8. The terrain renderer of claim 3, wherein said data structure comprises six quad trees, each quad tree having one or more levels, and wherein said render block manager manages the allocation of render blocks in said data structure based on at least one allocation criterion including a budget of render blocks based on a maximum number of render blocks allowed per level of each quad tree.
9. The terrain renderer of claim 3, wherein said data structure comprises six quad trees, each quad tree having one or more levels, and wherein said render block manager manages the allocation of render blocks in said data structure based on at least one allocation criterion including a budget of render blocks based on a maximum number of render blocks allowed in each quad tree.
10. The terrain renderer of claim 1, wherein said data structure represents a three-dimensional terrain topology of a virtual world with a set of two-dimensional terrain topologies.
11. The terrain renderer of claim 10, wherein the three-dimensional terrain topology of the virtual world comprises a spheric terrain topology, and the set of two-dimensional terrain topologies comprises faces of a cube, and said data structure comprises six quad trees, each quad tree corresponding to a respective cube face.
12. The terrain renderer of claim 11, wherein each render block includes primitive data defining primitives for an area of terrain to be rendered.
13. The terrain renderer of claim 12, wherein each render block includes a texture identifier that identifies a texture to be applied in rendering the area of terrain defined by said primitive data.
14. The terrain renderer of claim 13, wherein the area of terrain to be rendered based on each render block has four corners, and said primitive data comprises four triangle lists corresponding to the respective four corners.
15. The terrain renderer of claim 13, wherein each render block further includes zero or one parent pointer, zero to four child pointers, a render block address in a two-dimensional space of a respective cube face, and a set of vertex locations in a three-dimensional coordinate space.
16. The terrain renderer of claim 1, wherein each render block includes primitive data defining primitives for an area of terrain to be rendered.
17. The terrain renderer of claim 16, wherein each render block includes a texture identifier that identifies a texture to be applied in rendering the area of terrain defined by said primitive data.
18. The terrain renderer of claim 3, wherein said data structure comprises six quad trees, each quad tree having one or more levels, and said render block manager identifies one or more candidate render blocks to add and remove from each level of each quad tree based on said at least one allocation criterion, and adds and removes a number of the identified candidate render blocks from each level of each quad tree based on said at least one allocation criterion.

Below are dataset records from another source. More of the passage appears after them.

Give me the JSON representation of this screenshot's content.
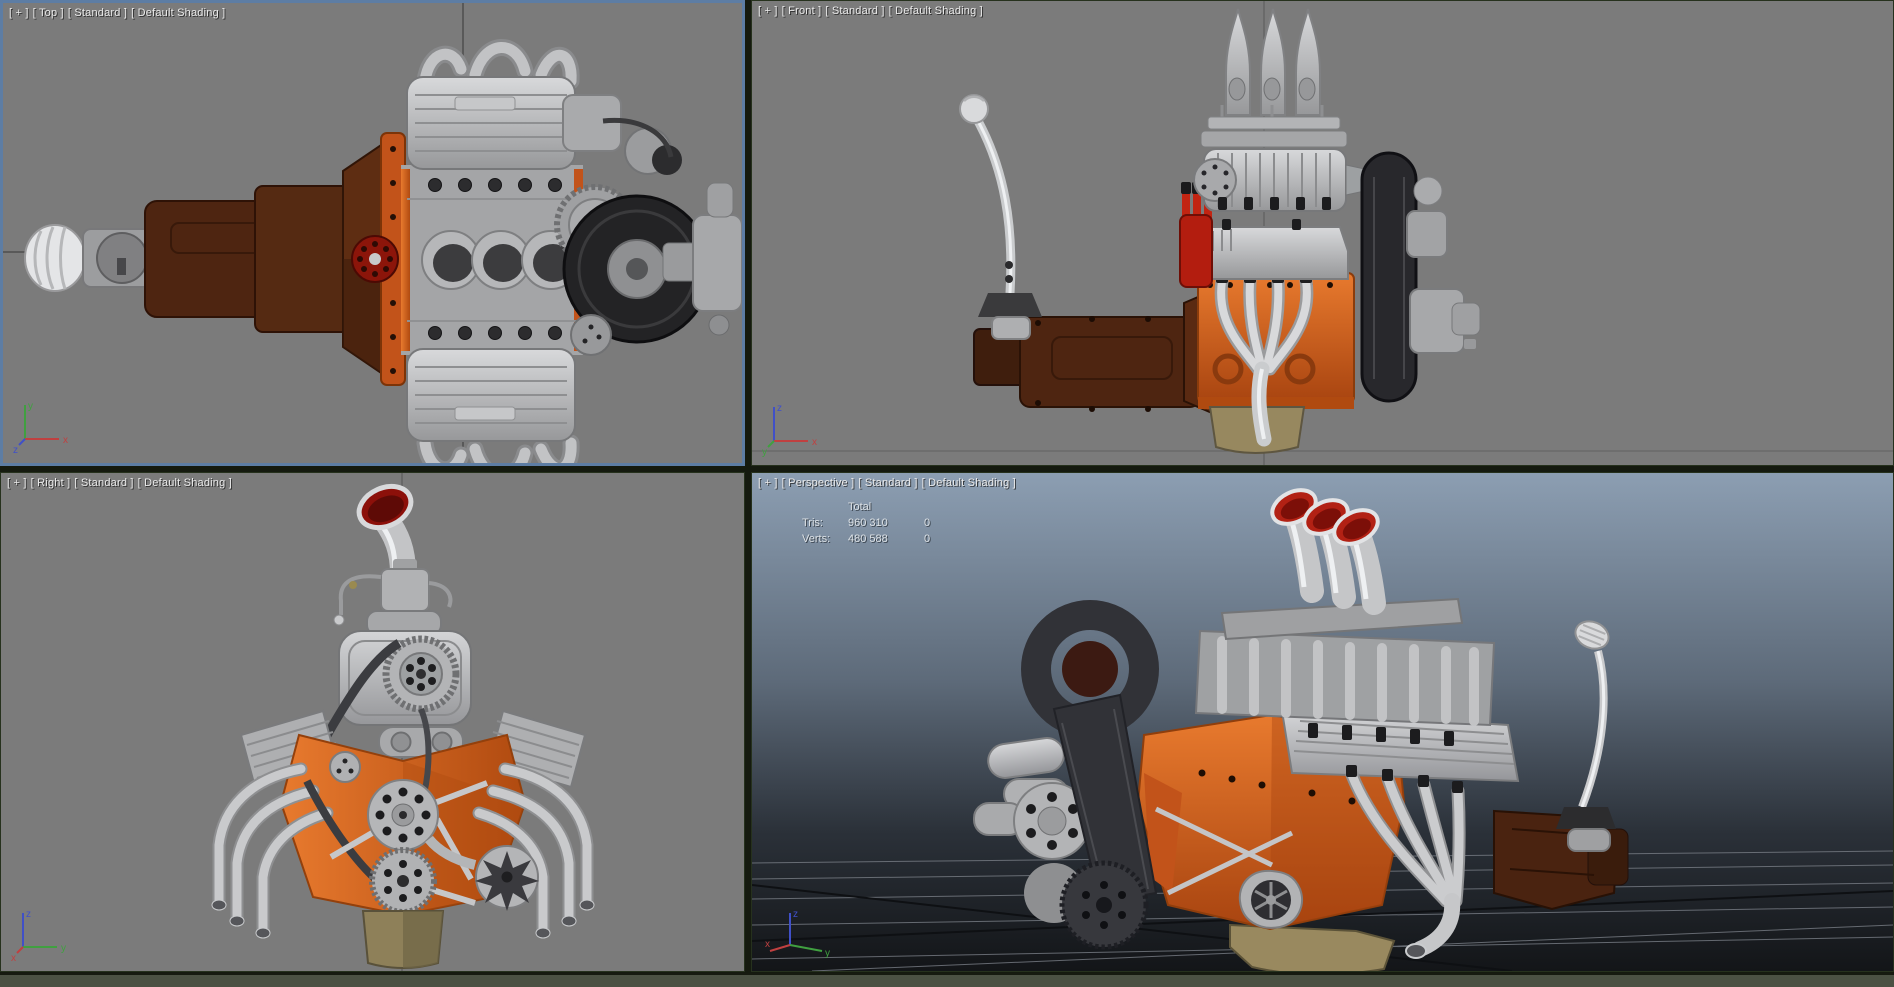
{
  "window": {
    "title": "3ds Max quad viewport - supercharged V8 engine scene"
  },
  "colors": {
    "viewport_background": "#7b7b7b",
    "active_viewport_border": "#5d7da4",
    "viewport_divider": "#151a0f",
    "perspective_sky_top": "#8c9eb2",
    "perspective_ground_bottom": "#131518",
    "engine_gray": "#b0b1b3",
    "engine_orange": "#d2601e",
    "transmission_brown": "#4a2310",
    "belt_black": "#2a2b2f",
    "stack_red": "#b22114",
    "oil_pan_tan": "#99895f",
    "axis_x": "#c04040",
    "axis_y": "#40a040",
    "axis_z": "#4050c8"
  },
  "viewports": [
    {
      "id": "top",
      "active": true,
      "label_segments": [
        "[ + ]",
        "[ Top ]",
        "[ Standard ]",
        "[ Default Shading ]"
      ],
      "gizmo": {
        "up": "y",
        "right": "x",
        "depth": "z"
      }
    },
    {
      "id": "front",
      "active": false,
      "label_segments": [
        "[ + ]",
        "[ Front ]",
        "[ Standard ]",
        "[ Default Shading ]"
      ],
      "gizmo": {
        "up": "z",
        "right": "x",
        "depth": "y"
      }
    },
    {
      "id": "right",
      "active": false,
      "label_segments": [
        "[ + ]",
        "[ Right ]",
        "[ Standard ]",
        "[ Default Shading ]"
      ],
      "gizmo": {
        "up": "z",
        "right": "y",
        "depth": "x"
      }
    },
    {
      "id": "perspective",
      "active": false,
      "label_segments": [
        "[ + ]",
        "[ Perspective ]",
        "[ Standard ]",
        "[ Default Shading ]"
      ],
      "gizmo": {
        "up": "z",
        "right": "y",
        "depth": "x"
      },
      "stats": {
        "header": "Total",
        "rows": [
          {
            "label": "Tris:",
            "total": "960 310",
            "selected": "0"
          },
          {
            "label": "Verts:",
            "total": "480 588",
            "selected": "0"
          }
        ]
      }
    }
  ]
}
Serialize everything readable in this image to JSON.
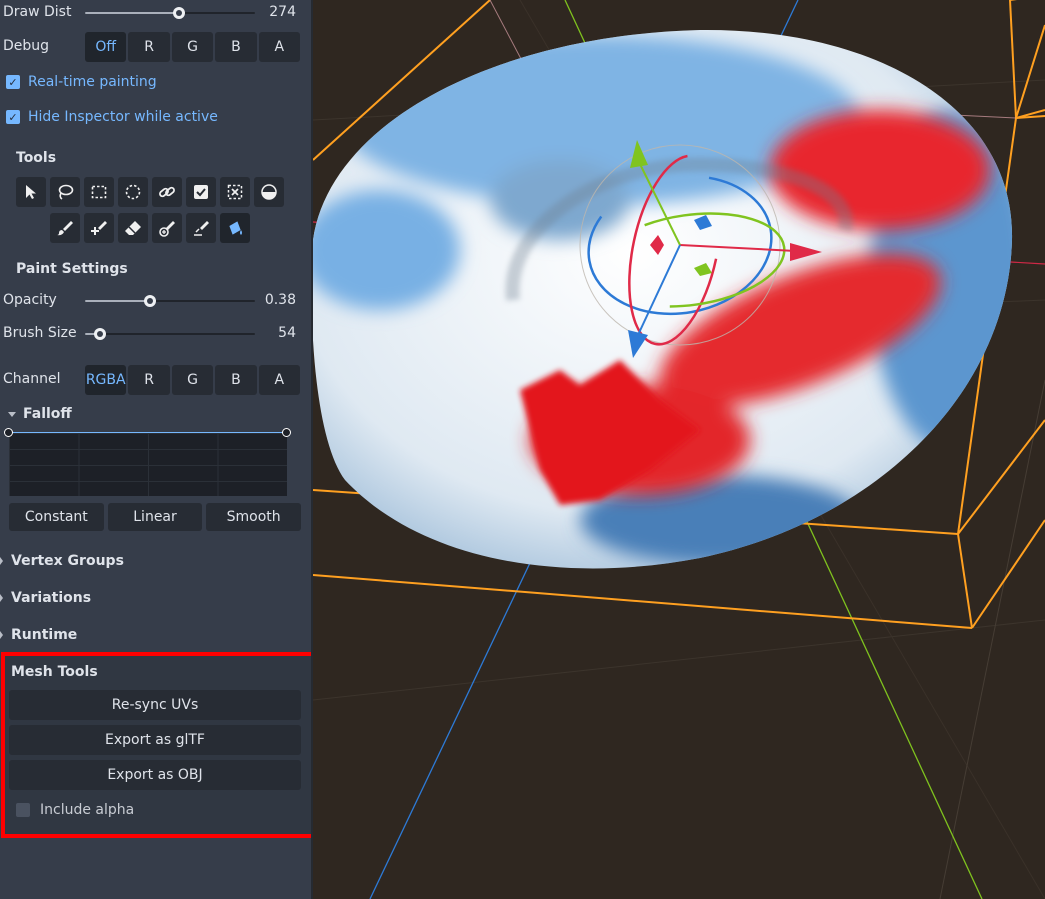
{
  "panel": {
    "draw_dist": {
      "label": "Draw Dist",
      "value": "274",
      "fraction": 0.55
    },
    "debug": {
      "label": "Debug",
      "options": [
        "Off",
        "R",
        "G",
        "B",
        "A"
      ],
      "selected": "Off"
    },
    "realtime_painting": {
      "label": "Real-time painting",
      "checked": true
    },
    "hide_inspector": {
      "label": "Hide Inspector while active",
      "checked": true
    },
    "tools": {
      "label": "Tools",
      "row1": [
        "select-icon",
        "lasso-icon",
        "rect-select-icon",
        "circle-select-icon",
        "link-icon",
        "checkbox-icon",
        "deselect-icon",
        "half-circle-icon"
      ],
      "row2": [
        "brush-icon",
        "brush-add-icon",
        "eraser-icon",
        "smudge-icon",
        "blur-icon",
        "fill-icon"
      ],
      "active": "fill-icon"
    },
    "paint_settings": {
      "label": "Paint Settings",
      "opacity": {
        "label": "Opacity",
        "value": "0.38",
        "fraction": 0.38
      },
      "brush_size": {
        "label": "Brush Size",
        "value": "54",
        "fraction": 0.09
      },
      "channel": {
        "label": "Channel",
        "options": [
          "RGBA",
          "R",
          "G",
          "B",
          "A"
        ],
        "selected": "RGBA"
      }
    },
    "falloff": {
      "label": "Falloff",
      "buttons": [
        "Constant",
        "Linear",
        "Smooth"
      ]
    },
    "sections": [
      "Vertex Groups",
      "Variations",
      "Runtime"
    ],
    "mesh_tools": {
      "label": "Mesh Tools",
      "resync": "Re-sync UVs",
      "export_gltf": "Export as glTF",
      "export_obj": "Export as OBJ",
      "include_alpha": {
        "label": "Include alpha",
        "checked": false
      }
    }
  },
  "colors": {
    "accent": "#76b8ff",
    "panel_bg": "#363d4a",
    "viewport_bg": "#2f2720",
    "highlight": "#ff0000",
    "bbox": "#ffa020"
  }
}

19. The terrain renderer of claim 1, wherein each allocated render block further includes primitive data representing samples of terrain data to be rendered, and wherein said render block manager allocates render blocks in said data structure for each change of reference point information such that said primitive data in the allocated render blocks samples an area of terrain at greater levels of detail nearest the current reference point information even as the current reference point information changes, whereby, appropriate terrain rendering information is maintained efficiently in said data structure during movement of a reference point in a real-time application.
20. The terrain renderer of claim 3, wherein said render block manager initializes said data structure and fills each allocated render block with corresponding render block information.
21. The terrain renderer of claim 3, wherein for each render block to be added to said data structure, said render block manager fetches two-dimensional terrain data, from a terrain data source, and converts said fetched two-dimensional terrain data into a set of three-dimensional vertex locations.
22. The terrain renderer of claim 21, wherein for each render block to be added to said data structure, said render block manager determines a texture identifier, set of vertex-texture indices, and generates triangle lists.
23. The terrain renderer of claim 3, wherein for each render block to be allocated to said data structure, said render block manager determines a texture identifier, set of vertex-texture indices, and generates triangle lists.
24. The terrain renderer of claim 1, wherein said render block manager further comprises:
a render block allocator that identifies render blocks to be added or removed from said data structure based on current reference point information and allocation criteria; and
a render block generator that fills information in each render block to be added to said data structure.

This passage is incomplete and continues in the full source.